Friday, October 23, 2009

H1N1



A substitute school nurse this fall,  I still found myself coordinating a flu clinic of all things today....a thing substitutes usually would run screaming from in the opposite direction for its sheer definition of a commitment to mankind--something subs shun in principle.  It seemed a logistical nightmare to safely get 200 plus children immunized against H1N1 without parents bearing torches clamoring at the doors for one reason or another.


"You gave my child immunization!"
"You didn't give my child immunization!"

No winning in the public health arena.  There's no trying.

We excluded a few children unnecessarily due to bad paperwork and I dreaded a bit about how those parents might feel when they would receive the letter after school saying their kid had not been immunized due to our error....and then... to see the public health nurse coordinator return for the uncollected forms armed with several extra vaccines.  The last few children were immunized and everybody went home bolstered, or boostered in this case without incident.  Sweet victory.

Notwithstanding how needlephobic I am personally (I can give 'em, I just don't like to get 'em), I acknowledge vaccines save lives.  I made a pact with my maker a long time ago to shut my eyes and hug my kids as they each got jabbed for the vaccine du jour each time we headed to the pediatrician.  No bad outcomes for us luckily.  I refuse to overthink it.


I heard once from a well established immunologist that a lick from a dog had more inoculation of virus than any immunization and I chose to believe the words.  I had seen a nauseating amount of babies licked head to toe by a family dog as an unblinking family looked on.  As a nurse, I've also seen the effects of congenital rubella, PID, meningococcal meningitis and encephalitis secondary to chicken pox.  Nuff said.

Risk in much of what we do can have untold benefit.  Stock market, real estate, slot machines, love, immunization.

I got my H1N1 today too.  It made me feel funny.  I sat at the table with the last batch of second and third graders who received the vaccine and announced I also had received the vaccine.  We agreed it felt funny in our throats and gave us headaches and made us feel weird.  We acknowledged it might be just in our heads.

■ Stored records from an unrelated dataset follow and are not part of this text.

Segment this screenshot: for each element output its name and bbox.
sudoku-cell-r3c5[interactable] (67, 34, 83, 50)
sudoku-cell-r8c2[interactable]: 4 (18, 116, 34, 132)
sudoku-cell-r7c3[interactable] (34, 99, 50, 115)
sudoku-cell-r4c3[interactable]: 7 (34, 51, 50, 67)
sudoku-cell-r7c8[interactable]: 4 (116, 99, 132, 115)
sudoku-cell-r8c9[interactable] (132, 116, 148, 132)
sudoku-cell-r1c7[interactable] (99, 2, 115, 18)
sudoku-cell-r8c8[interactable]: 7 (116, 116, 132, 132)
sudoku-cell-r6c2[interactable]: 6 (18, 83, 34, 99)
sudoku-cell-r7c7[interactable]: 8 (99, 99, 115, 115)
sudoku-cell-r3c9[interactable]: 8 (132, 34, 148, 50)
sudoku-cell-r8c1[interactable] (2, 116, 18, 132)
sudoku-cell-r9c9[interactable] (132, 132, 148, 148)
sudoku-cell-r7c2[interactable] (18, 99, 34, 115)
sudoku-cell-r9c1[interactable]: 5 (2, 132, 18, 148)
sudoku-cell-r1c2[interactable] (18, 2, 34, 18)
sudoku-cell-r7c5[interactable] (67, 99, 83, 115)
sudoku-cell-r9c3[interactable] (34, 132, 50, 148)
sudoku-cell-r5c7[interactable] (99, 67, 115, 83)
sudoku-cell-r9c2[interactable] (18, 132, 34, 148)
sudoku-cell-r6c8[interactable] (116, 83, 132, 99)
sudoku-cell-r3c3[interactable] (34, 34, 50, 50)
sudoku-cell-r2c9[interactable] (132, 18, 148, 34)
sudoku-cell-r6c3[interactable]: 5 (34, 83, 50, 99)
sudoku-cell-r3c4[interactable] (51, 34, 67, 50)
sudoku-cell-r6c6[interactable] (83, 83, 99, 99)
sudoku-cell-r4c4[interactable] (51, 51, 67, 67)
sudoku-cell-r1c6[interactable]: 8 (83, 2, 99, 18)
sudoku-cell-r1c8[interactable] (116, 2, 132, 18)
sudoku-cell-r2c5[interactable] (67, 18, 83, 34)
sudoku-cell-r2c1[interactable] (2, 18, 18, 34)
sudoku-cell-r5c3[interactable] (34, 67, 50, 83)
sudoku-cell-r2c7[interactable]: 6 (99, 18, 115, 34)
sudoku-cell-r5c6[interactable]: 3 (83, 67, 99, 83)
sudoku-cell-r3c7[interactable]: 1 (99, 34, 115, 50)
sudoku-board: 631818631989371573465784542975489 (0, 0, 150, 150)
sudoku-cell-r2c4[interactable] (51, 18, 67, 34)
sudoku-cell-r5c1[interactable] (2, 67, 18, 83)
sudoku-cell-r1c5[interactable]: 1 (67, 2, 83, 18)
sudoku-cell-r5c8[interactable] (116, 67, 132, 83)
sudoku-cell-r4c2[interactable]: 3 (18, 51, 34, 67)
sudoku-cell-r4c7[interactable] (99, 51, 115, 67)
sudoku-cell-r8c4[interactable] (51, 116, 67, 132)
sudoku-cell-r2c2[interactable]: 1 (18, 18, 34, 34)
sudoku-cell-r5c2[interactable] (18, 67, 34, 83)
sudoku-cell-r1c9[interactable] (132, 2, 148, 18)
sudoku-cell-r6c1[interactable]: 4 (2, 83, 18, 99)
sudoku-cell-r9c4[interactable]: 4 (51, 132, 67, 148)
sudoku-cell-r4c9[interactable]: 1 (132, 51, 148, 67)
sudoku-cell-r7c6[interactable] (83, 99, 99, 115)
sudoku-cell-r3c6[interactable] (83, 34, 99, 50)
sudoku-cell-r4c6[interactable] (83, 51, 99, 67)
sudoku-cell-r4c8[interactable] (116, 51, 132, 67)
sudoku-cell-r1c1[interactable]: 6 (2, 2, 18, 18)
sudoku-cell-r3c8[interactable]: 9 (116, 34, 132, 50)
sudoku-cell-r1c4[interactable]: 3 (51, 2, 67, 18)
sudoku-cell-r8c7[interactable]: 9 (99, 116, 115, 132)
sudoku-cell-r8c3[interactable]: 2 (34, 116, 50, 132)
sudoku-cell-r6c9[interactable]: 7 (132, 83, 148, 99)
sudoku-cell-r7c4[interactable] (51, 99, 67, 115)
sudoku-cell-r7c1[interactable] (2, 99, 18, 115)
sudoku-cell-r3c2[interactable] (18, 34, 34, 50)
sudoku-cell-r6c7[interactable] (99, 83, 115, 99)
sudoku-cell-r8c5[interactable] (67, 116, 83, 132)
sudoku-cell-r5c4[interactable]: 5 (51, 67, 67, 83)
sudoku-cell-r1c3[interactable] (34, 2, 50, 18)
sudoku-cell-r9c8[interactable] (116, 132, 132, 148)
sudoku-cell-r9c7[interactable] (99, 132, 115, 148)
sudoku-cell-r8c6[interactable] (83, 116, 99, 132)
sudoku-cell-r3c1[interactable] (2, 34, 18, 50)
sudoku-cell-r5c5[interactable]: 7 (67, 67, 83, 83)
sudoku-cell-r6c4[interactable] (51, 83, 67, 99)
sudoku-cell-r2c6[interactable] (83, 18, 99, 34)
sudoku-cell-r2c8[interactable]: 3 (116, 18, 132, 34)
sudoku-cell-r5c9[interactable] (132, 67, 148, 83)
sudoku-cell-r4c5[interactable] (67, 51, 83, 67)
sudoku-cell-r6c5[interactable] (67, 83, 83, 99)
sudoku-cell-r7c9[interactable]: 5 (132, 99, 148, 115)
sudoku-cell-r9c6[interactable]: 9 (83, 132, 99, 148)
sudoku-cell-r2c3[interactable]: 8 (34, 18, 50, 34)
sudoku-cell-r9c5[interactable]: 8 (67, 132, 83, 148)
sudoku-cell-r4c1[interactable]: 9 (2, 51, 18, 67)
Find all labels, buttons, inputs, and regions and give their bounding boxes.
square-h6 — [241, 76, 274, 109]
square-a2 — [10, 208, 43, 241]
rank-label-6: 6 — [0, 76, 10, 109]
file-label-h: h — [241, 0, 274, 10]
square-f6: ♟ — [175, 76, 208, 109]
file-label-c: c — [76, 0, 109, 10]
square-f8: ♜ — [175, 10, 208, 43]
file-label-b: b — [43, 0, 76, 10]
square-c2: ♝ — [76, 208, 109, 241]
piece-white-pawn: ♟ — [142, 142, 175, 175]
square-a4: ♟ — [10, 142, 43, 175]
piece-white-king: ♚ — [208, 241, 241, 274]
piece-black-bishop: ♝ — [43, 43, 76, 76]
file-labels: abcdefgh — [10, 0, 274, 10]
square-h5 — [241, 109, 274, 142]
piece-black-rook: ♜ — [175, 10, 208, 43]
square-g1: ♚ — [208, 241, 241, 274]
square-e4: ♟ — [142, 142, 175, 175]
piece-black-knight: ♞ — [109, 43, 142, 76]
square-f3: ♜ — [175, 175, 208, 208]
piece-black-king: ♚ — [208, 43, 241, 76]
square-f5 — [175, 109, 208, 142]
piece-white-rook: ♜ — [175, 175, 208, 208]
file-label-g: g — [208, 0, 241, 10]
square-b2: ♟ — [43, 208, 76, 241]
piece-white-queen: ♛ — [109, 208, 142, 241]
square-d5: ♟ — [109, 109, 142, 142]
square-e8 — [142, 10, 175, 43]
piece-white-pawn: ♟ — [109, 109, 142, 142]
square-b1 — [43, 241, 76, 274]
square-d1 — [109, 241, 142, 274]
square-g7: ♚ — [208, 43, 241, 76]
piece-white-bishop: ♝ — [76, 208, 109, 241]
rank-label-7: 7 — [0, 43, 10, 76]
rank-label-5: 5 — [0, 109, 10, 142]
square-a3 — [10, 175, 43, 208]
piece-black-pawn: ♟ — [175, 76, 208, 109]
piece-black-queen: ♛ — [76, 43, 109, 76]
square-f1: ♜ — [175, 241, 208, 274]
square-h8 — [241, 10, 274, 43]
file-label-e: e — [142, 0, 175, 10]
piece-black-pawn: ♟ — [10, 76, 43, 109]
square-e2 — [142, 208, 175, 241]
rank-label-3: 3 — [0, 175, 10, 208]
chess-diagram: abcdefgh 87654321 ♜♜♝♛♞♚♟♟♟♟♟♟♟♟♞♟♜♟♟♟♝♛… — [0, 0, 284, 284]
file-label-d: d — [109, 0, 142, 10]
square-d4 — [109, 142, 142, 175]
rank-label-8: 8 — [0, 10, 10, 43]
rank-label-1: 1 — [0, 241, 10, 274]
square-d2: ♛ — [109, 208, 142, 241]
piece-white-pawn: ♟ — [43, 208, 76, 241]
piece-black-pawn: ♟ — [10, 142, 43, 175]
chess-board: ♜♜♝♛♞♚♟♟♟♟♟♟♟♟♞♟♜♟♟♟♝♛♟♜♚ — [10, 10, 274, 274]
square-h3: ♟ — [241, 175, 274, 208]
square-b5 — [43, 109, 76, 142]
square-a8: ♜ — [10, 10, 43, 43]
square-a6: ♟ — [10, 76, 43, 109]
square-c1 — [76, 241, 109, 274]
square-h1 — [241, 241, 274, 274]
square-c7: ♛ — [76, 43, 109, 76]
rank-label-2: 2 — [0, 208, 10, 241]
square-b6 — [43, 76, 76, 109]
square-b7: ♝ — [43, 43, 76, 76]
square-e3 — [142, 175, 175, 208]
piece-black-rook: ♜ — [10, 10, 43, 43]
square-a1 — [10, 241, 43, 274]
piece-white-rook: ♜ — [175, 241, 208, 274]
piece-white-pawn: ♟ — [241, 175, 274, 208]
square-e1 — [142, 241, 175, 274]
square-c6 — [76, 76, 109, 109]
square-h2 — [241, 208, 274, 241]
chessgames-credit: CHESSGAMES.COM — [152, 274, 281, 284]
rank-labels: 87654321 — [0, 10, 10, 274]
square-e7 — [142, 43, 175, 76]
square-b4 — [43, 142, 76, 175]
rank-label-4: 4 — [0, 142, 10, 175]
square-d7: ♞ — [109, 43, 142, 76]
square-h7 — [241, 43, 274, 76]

The kids seemed delighted that at least one adult in the building had also received the vaccination they had.  Kids often trust and accept that stuff we do to them we never would do to ourselves.  So I was a novelty act at the observation table.



I sat down and they promptly made me read to them about kangaroos, as kids do.  We were in it together and I hadn't felt that kind of cameraderie in a long while.